The present invention relates to an electron beam apparatus and more particularly to a scanning electron microscope suitable for obtaining a high resolution image by detecting backscattered electrons generated from a specimen.
Conventionally, in the scanning electron microscope, a detector (semiconductor or scintillator) different from a secondary electron detector is disposed above a specimen (on the side of an electron source) to detect backscattered electrons. The conventional detector is, however, disadvantageous in that when the accelerating voltage for primary electrons is reduced to a low accelerating voltage of several kilovolts or less, sufficient sensitivity cannot be obtained because energy of backscattered electrons generated from the specimen is comparable to that of primary electrons. This is because a method in which a predetermined voltage is applied to the surface for detection of backscattered electrons to accelerate and detect the backscattered electrons is employed as a method for detection of backscattered electrons at low acceleration. However, in this method secondary electrons are also accelerated concurrently and highly efficient separate detection of backscattered electrons and secondary electrons at low accelerating voltage faces difficulties in principle. Further, because of disposition of the backscattered electron detector on the optical axis, the backscattered electron detector must have a shape which permits the primary electron beam to transmit through the detector and detection of backscattered electrons in a region through which the primary electron beam transmits is impossible in principle.

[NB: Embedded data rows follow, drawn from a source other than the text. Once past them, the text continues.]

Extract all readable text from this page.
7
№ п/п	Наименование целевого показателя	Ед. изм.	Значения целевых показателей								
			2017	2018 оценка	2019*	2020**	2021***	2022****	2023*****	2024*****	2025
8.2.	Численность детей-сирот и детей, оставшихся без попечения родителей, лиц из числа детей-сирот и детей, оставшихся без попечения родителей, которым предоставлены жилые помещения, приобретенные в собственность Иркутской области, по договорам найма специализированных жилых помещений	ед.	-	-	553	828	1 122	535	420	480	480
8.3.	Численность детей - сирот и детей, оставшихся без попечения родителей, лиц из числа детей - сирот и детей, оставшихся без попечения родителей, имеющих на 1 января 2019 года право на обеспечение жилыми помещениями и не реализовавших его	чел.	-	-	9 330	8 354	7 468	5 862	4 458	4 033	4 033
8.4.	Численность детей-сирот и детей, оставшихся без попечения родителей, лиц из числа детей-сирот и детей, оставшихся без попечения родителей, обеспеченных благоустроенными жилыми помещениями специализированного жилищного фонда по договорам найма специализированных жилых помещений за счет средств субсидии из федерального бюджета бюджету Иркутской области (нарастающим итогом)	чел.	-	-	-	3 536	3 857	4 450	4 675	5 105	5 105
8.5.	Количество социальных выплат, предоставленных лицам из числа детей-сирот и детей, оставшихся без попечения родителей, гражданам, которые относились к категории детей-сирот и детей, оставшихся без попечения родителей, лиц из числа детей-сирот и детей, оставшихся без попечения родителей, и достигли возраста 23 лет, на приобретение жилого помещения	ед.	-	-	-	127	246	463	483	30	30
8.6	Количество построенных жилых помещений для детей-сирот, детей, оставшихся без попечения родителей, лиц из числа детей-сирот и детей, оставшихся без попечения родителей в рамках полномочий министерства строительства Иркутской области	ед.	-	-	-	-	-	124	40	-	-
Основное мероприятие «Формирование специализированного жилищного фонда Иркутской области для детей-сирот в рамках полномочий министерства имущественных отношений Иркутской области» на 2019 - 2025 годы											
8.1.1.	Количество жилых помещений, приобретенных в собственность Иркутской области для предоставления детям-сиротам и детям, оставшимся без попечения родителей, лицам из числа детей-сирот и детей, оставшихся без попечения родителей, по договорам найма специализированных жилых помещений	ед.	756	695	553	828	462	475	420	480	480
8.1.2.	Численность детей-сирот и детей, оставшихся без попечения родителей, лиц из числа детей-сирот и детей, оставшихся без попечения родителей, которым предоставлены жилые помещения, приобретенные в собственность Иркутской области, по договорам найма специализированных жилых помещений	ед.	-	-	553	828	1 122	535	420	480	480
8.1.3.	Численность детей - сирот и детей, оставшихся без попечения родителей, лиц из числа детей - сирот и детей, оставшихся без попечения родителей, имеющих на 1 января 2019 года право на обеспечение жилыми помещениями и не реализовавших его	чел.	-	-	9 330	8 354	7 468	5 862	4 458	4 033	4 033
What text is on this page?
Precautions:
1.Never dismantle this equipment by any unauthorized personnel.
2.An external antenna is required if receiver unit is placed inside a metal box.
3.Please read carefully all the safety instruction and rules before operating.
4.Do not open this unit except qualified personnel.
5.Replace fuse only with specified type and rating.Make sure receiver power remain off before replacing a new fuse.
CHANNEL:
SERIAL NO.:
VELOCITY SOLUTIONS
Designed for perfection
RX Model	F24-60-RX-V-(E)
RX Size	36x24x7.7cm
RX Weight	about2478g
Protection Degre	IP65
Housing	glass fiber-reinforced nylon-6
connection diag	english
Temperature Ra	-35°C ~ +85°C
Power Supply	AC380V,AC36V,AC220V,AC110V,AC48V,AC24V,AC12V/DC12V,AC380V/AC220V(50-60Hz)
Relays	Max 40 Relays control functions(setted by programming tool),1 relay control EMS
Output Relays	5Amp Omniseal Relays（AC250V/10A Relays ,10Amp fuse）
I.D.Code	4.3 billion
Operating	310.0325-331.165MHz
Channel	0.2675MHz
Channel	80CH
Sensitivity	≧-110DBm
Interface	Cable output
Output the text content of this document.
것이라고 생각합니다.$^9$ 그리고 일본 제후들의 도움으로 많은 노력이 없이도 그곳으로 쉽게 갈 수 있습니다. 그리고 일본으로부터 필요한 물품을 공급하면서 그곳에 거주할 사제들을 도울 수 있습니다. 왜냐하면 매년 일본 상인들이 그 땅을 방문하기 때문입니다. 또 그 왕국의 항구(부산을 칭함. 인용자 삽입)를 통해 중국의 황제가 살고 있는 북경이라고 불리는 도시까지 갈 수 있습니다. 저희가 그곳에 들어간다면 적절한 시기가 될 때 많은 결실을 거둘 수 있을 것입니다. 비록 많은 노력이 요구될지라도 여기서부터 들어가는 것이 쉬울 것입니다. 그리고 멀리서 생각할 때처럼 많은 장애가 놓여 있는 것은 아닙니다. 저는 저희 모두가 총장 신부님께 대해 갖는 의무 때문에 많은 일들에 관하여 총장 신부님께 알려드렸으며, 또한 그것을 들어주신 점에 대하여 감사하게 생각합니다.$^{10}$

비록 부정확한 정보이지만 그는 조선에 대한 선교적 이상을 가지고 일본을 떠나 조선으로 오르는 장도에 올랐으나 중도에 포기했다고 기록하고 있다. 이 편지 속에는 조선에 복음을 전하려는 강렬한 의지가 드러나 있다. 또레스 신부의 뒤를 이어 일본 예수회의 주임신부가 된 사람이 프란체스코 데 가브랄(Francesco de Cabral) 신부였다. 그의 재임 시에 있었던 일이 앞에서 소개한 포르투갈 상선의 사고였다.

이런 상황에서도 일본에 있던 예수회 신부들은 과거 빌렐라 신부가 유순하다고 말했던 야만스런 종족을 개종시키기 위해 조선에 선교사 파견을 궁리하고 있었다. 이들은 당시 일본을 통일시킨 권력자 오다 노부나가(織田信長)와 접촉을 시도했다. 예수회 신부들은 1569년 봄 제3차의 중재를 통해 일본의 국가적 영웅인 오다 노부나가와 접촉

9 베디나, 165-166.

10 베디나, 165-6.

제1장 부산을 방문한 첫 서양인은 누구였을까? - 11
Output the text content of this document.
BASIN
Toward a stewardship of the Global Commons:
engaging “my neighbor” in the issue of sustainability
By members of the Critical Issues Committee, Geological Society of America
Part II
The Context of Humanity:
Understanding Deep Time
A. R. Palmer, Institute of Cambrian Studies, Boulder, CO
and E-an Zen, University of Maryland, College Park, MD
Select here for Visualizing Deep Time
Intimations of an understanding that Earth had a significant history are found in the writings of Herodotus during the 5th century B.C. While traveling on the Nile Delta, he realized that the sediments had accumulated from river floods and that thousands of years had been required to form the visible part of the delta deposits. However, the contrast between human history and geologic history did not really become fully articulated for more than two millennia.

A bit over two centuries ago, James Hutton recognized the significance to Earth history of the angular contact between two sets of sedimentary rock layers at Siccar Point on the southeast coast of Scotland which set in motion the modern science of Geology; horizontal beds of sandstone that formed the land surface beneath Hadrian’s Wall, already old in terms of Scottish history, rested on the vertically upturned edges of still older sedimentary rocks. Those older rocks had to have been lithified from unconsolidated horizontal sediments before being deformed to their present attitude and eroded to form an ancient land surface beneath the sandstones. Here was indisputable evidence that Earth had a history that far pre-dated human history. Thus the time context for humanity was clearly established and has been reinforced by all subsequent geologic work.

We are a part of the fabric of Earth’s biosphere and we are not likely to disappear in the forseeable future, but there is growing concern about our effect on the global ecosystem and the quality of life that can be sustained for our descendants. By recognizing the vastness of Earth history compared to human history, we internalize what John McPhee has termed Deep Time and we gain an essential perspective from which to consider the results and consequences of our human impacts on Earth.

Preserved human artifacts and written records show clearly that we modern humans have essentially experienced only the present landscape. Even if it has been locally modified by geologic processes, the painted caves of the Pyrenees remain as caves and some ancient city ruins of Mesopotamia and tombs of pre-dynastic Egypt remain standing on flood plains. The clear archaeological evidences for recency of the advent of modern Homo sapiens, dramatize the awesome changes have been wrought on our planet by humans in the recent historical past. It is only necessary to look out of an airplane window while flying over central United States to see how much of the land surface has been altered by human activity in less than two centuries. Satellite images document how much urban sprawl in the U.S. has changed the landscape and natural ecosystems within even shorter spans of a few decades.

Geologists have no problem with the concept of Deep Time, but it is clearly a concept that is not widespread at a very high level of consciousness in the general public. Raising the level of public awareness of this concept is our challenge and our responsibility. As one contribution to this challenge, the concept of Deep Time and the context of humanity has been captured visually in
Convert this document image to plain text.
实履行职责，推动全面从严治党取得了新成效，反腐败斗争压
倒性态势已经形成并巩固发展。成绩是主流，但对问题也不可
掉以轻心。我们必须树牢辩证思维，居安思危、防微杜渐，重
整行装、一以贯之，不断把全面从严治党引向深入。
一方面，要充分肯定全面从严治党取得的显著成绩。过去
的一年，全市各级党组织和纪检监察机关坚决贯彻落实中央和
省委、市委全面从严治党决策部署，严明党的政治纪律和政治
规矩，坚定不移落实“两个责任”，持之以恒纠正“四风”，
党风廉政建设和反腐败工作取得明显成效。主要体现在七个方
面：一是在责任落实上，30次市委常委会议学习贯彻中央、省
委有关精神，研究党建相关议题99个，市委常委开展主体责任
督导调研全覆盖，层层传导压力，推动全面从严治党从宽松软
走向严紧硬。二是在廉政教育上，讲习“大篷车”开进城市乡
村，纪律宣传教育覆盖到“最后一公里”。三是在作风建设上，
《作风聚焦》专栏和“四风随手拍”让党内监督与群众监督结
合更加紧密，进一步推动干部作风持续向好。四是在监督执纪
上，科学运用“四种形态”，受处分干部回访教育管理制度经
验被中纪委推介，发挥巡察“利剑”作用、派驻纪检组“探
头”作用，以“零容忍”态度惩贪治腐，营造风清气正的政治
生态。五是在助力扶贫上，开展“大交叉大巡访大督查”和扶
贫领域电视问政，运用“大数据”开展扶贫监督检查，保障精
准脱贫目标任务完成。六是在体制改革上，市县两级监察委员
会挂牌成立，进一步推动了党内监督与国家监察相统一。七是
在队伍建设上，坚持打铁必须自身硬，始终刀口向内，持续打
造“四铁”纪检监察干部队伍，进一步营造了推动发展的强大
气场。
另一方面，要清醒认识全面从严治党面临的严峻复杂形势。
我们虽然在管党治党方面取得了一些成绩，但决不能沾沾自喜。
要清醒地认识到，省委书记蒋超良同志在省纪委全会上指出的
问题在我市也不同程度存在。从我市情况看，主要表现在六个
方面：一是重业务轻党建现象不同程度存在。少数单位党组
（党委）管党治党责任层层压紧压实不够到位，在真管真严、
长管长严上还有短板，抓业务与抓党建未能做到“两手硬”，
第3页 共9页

Further, the conventional scanning electron microscope does not have the function to accurately separate and detect backscattered electrons and secondary electrons generated from the same specimen object and therefore it cannot construct a specimen image due to backscattered electron signal or secondary electron signal and display a specimen image as a result of synthesis of backscattered electron signal or secondary electron signal.
Further, in the conventional scanning electron microscope, the backscattered electron detector must be interposed between the objective lens and the specimen to cause the distance between the objective lens and the specimen to be broadened and hence even when a primary electron beam is desired to be focused for irradiation on the specimen, a condensed beam is broadened by an amount corresponding to the distance between the objective lens and the specimen and the resolution is degraded even if a specimen image is formed by backscattered electrons generated from the specimen.